Auxiliary examination
How to detect pituitary tumor early
It is important to pay attention to the symptoms after they appear, such as a CT examination, and then a more detailed MRI examination can clarify. Generally speaking, if the endocrine changes are not effective after treatment, or if there is headache, visual impairment, or endocrine any of them should be considered, and if they occur at the same time, they should be examined in time. Pituitary tumors are usually found in women aged 20-40 years old, because women have more hormonal changes and fluctuations during their lifetime.

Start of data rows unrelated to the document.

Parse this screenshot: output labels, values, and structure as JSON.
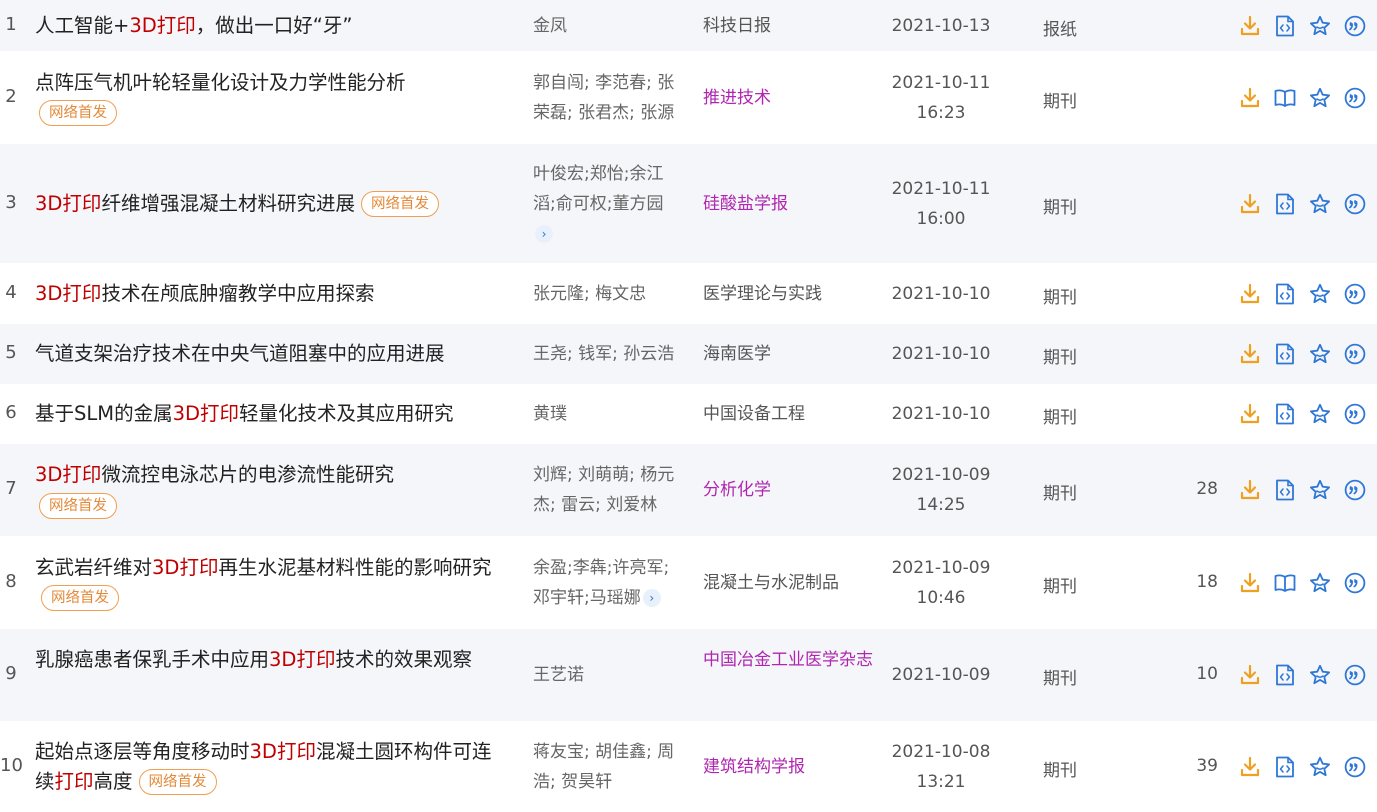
{
  "rows": [
    {
      "num": "1",
      "title": [
        {
          "t": "人工智能+"
        },
        {
          "t": "3D打印",
          "hl": true
        },
        {
          "t": "，做出一口好“牙”"
        }
      ],
      "badge": "",
      "authors": "金凤",
      "more": false,
      "source": "科技日报",
      "source_link": false,
      "date": "2021-10-13",
      "time": "",
      "type": "报纸",
      "cites": "",
      "preview": "html"
    },
    {
      "num": "2",
      "title": [
        {
          "t": "点阵压气机叶轮轻量化设计及力学性能分析"
        }
      ],
      "badge": "网络首发",
      "authors": "郭自闯; 李范春; 张荣磊; 张君杰; 张源",
      "more": false,
      "source": "推进技术",
      "source_link": true,
      "date": "2021-10-11",
      "time": "16:23",
      "type": "期刊",
      "cites": "",
      "preview": "book"
    },
    {
      "num": "3",
      "title": [
        {
          "t": "3D打印",
          "hl": true
        },
        {
          "t": "纤维增强混凝土材料研究进展"
        }
      ],
      "badge": "网络首发",
      "authors": "叶俊宏;郑怡;余江滔;俞可权;董方园",
      "more": true,
      "source": "硅酸盐学报",
      "source_link": true,
      "date": "2021-10-11",
      "time": "16:00",
      "type": "期刊",
      "cites": "",
      "preview": "html"
    },
    {
      "num": "4",
      "title": [
        {
          "t": "3D打印",
          "hl": true
        },
        {
          "t": "技术在颅底肿瘤教学中应用探索"
        }
      ],
      "badge": "",
      "authors": "张元隆; 梅文忠",
      "more": false,
      "source": "医学理论与实践",
      "source_link": false,
      "date": "2021-10-10",
      "time": "",
      "type": "期刊",
      "cites": "",
      "preview": "html"
    },
    {
      "num": "5",
      "title": [
        {
          "t": "气道支架治疗技术在中央气道阻塞中的应用进展"
        }
      ],
      "badge": "",
      "authors": "王尧; 钱军; 孙云浩",
      "more": false,
      "source": "海南医学",
      "source_link": false,
      "date": "2021-10-10",
      "time": "",
      "type": "期刊",
      "cites": "",
      "preview": "html"
    },
    {
      "num": "6",
      "title": [
        {
          "t": "基于SLM的金属"
        },
        {
          "t": "3D打印",
          "hl": true
        },
        {
          "t": "轻量化技术及其应用研究"
        }
      ],
      "badge": "",
      "authors": "黄璞",
      "more": false,
      "source": "中国设备工程",
      "source_link": false,
      "date": "2021-10-10",
      "time": "",
      "type": "期刊",
      "cites": "",
      "preview": "html"
    },
    {
      "num": "7",
      "title": [
        {
          "t": "3D打印",
          "hl": true
        },
        {
          "t": "微流控电泳芯片的电渗流性能研究"
        }
      ],
      "badge": "网络首发",
      "authors": "刘辉; 刘萌萌; 杨元杰; 雷云; 刘爱林",
      "more": false,
      "source": "分析化学",
      "source_link": true,
      "date": "2021-10-09",
      "time": "14:25",
      "type": "期刊",
      "cites": "28",
      "preview": "html"
    },
    {
      "num": "8",
      "title": [
        {
          "t": "玄武岩纤维对"
        },
        {
          "t": "3D打印",
          "hl": true
        },
        {
          "t": "再生水泥基材料性能的影响研究"
        }
      ],
      "badge": "网络首发",
      "authors": "余盈;李犇;许亮军;邓宇轩;马瑶娜",
      "more": true,
      "source": "混凝土与水泥制品",
      "source_link": false,
      "date": "2021-10-09",
      "time": "10:46",
      "type": "期刊",
      "cites": "18",
      "preview": "book"
    },
    {
      "num": "9",
      "title": [
        {
          "t": "乳腺癌患者保乳手术中应用"
        },
        {
          "t": "3D打印",
          "hl": true
        },
        {
          "t": "技术的效果观察"
        }
      ],
      "badge": "",
      "authors": "王艺诺",
      "more": false,
      "source": "中国冶金工业医学杂志",
      "source_link": true,
      "date": "2021-10-09",
      "time": "",
      "type": "期刊",
      "cites": "10",
      "preview": "html"
    },
    {
      "num": "10",
      "title": [
        {
          "t": "起始点逐层等角度移动时"
        },
        {
          "t": "3D打印",
          "hl": true
        },
        {
          "t": "混凝土圆环构件可连续"
        },
        {
          "t": "打印",
          "hl": true
        },
        {
          "t": "高度"
        }
      ],
      "badge": "网络首发",
      "authors": "蒋友宝; 胡佳鑫; 周浩; 贺昊轩",
      "more": false,
      "source": "建筑结构学报",
      "source_link": true,
      "date": "2021-10-08",
      "time": "13:21",
      "type": "期刊",
      "cites": "39",
      "preview": "html"
    }
  ],
  "colors": {
    "highlight": "#c00000",
    "badge": "#e38a3a",
    "link": "#b026b0",
    "download": "#f0a020",
    "icon": "#2f77d6"
  },
  "icons": [
    "download-icon",
    "html-read-icon",
    "book-read-icon",
    "favorite-icon",
    "cite-icon"
  ]
}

1. Endocrinological examination.
The application of endocrine radioimmuno-ultra-microscopic method to directly measure growth hormone, prolactin, adrenocorticotropic hormone, thyroid-stimulating hormone, melanin-stimulating hormone, follicle-stimulating hormone and luteinizing hormone in pituitary gland is very helpful for early diagnosis of pituitary adenoma.

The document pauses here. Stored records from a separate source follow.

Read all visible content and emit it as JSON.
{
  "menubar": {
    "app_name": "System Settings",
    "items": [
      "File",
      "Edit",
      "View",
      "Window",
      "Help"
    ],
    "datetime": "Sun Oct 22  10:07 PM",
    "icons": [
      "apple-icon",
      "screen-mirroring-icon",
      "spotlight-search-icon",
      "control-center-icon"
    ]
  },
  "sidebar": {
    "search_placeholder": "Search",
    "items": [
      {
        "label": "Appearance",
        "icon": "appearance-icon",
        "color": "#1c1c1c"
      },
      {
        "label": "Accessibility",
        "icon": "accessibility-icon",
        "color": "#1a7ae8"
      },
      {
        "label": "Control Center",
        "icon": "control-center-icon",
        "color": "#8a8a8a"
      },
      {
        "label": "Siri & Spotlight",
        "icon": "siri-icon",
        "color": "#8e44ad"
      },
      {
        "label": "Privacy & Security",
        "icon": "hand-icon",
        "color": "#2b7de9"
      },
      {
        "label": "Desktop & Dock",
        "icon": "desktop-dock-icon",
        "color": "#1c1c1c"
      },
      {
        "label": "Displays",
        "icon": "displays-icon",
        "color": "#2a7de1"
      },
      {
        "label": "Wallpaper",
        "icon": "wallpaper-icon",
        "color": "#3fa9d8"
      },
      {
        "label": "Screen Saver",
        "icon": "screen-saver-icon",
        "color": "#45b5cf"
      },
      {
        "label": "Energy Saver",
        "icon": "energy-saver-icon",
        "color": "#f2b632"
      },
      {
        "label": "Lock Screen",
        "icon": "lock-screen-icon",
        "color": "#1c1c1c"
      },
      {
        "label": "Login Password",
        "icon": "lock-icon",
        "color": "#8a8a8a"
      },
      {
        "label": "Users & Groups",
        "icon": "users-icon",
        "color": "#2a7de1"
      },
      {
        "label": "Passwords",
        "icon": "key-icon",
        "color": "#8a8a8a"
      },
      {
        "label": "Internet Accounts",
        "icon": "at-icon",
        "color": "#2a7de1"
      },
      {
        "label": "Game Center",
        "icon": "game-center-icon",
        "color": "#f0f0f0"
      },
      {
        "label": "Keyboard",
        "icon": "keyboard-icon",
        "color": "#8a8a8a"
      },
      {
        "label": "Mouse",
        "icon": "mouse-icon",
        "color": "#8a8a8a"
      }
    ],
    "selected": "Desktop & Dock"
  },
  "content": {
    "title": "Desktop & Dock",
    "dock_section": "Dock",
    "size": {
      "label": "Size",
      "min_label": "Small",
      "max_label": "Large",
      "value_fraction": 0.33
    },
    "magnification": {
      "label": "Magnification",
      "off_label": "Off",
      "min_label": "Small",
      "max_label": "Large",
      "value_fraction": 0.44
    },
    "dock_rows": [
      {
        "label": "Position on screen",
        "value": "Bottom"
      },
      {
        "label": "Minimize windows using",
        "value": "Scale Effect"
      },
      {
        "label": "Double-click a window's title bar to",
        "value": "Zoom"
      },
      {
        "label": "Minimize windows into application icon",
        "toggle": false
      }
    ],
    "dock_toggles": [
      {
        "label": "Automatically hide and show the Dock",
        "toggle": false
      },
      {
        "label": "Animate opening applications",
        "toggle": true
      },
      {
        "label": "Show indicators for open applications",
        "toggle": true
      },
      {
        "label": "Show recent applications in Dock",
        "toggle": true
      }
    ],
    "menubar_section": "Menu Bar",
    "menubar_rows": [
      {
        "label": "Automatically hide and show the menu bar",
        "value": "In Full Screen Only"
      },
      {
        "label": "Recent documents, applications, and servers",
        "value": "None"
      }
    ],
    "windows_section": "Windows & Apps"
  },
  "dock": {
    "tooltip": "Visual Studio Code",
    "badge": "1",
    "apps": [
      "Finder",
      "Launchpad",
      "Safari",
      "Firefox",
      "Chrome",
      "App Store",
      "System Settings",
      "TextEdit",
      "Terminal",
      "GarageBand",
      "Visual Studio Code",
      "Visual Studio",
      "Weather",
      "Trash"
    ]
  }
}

2.Radiological examination
Cranial magnetic resonance examination is the best method to diagnose pituitary adenoma. For patients with metallic foreign bodies in the body, cranial enhancement CT can be performed for diagnosis.
3.Ophthalmic examination.
For patients with pituitary tumor, visual acuity, visual field, fundus and eye movement should also be examined to determine the extent of tumor’s influence on optic nerve, optic cross and cavernous sinus.
Treatment measures
1.Surgical treatment.
It mainly includes craniotomy and transsphenoidal sinus surgery treatment. At present, most pituitary tumors can be treated by transnasal surgery, among which transnasal surgery via neuroendoscope is the mainstream surgical method at present, which has the advantages of small trauma, clear exposure and high rate of total incision.
2.Drug treatment.
Bromocriptine is a semi-synthetic ergotamine alkaloid, which can stimulate the dopamine receptors of pituitary cells to reduce the effect of prolactin in blood. Bromocriptine can reduce the size of prolactin adenoma, restore menstruation and ovulation and conception, and also inhibit pathological overflow, which is currently recommended as the first-line treatment for general lactogenic adenoma. For growth hormone adenoma, growth inhibitor analogs have been used for perioperative treatment of growth hormone and can be used as a second-line treatment option.
3.Radiotherapy.
Stereotactic radiation therapy can be used for the treatment of microscopic non-functional adenomas and residual tumors after surgery, but it is slow to work and can easily lead to complications such as pituitary hypofunction.